恋蛍2
今から6年前の秋。


与那星浜を見下ろす丘の上が、クワンソウのビタミンカラーで埋め尽くされた季節。
母さんは翔琉を42歳で産んだ。
高齢出産だった。


『父さん、明日から那覇だからね。明後日には帰ぇーるけど。母さんになにかあったら、葵先生に電話しなさい。
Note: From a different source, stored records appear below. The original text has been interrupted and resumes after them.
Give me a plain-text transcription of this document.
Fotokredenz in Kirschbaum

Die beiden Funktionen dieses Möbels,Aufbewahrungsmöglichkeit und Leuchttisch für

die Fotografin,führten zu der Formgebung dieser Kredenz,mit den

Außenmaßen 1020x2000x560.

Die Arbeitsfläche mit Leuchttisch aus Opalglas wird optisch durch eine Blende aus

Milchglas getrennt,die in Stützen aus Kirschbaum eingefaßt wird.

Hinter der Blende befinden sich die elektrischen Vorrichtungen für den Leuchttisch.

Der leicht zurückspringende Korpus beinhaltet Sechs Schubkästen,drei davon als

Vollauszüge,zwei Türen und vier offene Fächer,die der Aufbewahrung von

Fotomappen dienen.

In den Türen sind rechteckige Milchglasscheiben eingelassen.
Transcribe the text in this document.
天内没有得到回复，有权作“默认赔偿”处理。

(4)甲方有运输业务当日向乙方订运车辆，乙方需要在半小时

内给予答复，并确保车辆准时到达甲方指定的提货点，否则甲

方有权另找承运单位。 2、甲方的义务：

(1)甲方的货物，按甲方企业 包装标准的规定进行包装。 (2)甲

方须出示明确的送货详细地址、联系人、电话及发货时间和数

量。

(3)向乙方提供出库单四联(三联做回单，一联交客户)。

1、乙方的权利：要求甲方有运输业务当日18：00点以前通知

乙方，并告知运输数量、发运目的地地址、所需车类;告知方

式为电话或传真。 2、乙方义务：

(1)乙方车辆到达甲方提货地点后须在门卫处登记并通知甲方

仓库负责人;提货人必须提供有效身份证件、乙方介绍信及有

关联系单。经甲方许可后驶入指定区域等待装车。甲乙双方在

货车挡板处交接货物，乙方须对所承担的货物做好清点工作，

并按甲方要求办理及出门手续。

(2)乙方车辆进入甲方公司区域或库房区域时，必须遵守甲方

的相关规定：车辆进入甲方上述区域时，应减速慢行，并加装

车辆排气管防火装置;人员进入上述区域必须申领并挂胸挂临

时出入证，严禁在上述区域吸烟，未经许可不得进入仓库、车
いいね、結弦』


『いー。分かったさあ。オレがおるから大丈夫さあ』






それは、出産予定日のちょうど2週間前のことで、その日に限って父さんが本島の病院に出張で留守だった。


「ただいまあー! 母さーん、腹へったさー」


オレはまだ小学4年生で、学校から帰ると母さんがキッチンの床に倒れておった。


「母さん! どうしたのさ!」

「…結弦、あぁ……よかったぁ」


幸い、母さんの意識ははっきりしとった。
ただ、母さんのお尻のあたりは水浸しだった。


なんも知らんただの小学4年生のオレは、その時は漏らしたのかと思ったけど、後になって分かった。

破水だったのだ。

「結弦っ!」

母さんはオレの右腕を汗ばんだ手でぎゅっと掴んで、手繰り寄せた。


「結弦っ……葵先生に電話して……生まれそうなの」


「えええーっ!」


カレンダーに赤いまるが付いとるのはまだ2週間も先なのに。
こんなことってあるんか……まさか、流産というやつじゃないだろうか。
赤ちゃん、生まれてこれるんだろうか。
どうしよう。
どうしたらいいのさ!


オレは怖くて怖くて不安で、心細くて、頭が真っ白になった。
母さんの額には大量の脂汗。


「結弦っ……はやく、葵先生にっ」


大きなお腹を抱えてうんうん苦しむ母さんを前に、オレはパニックになって泣きながら診療所に電話をした。
出たのは、看護師のケイちゃんだった。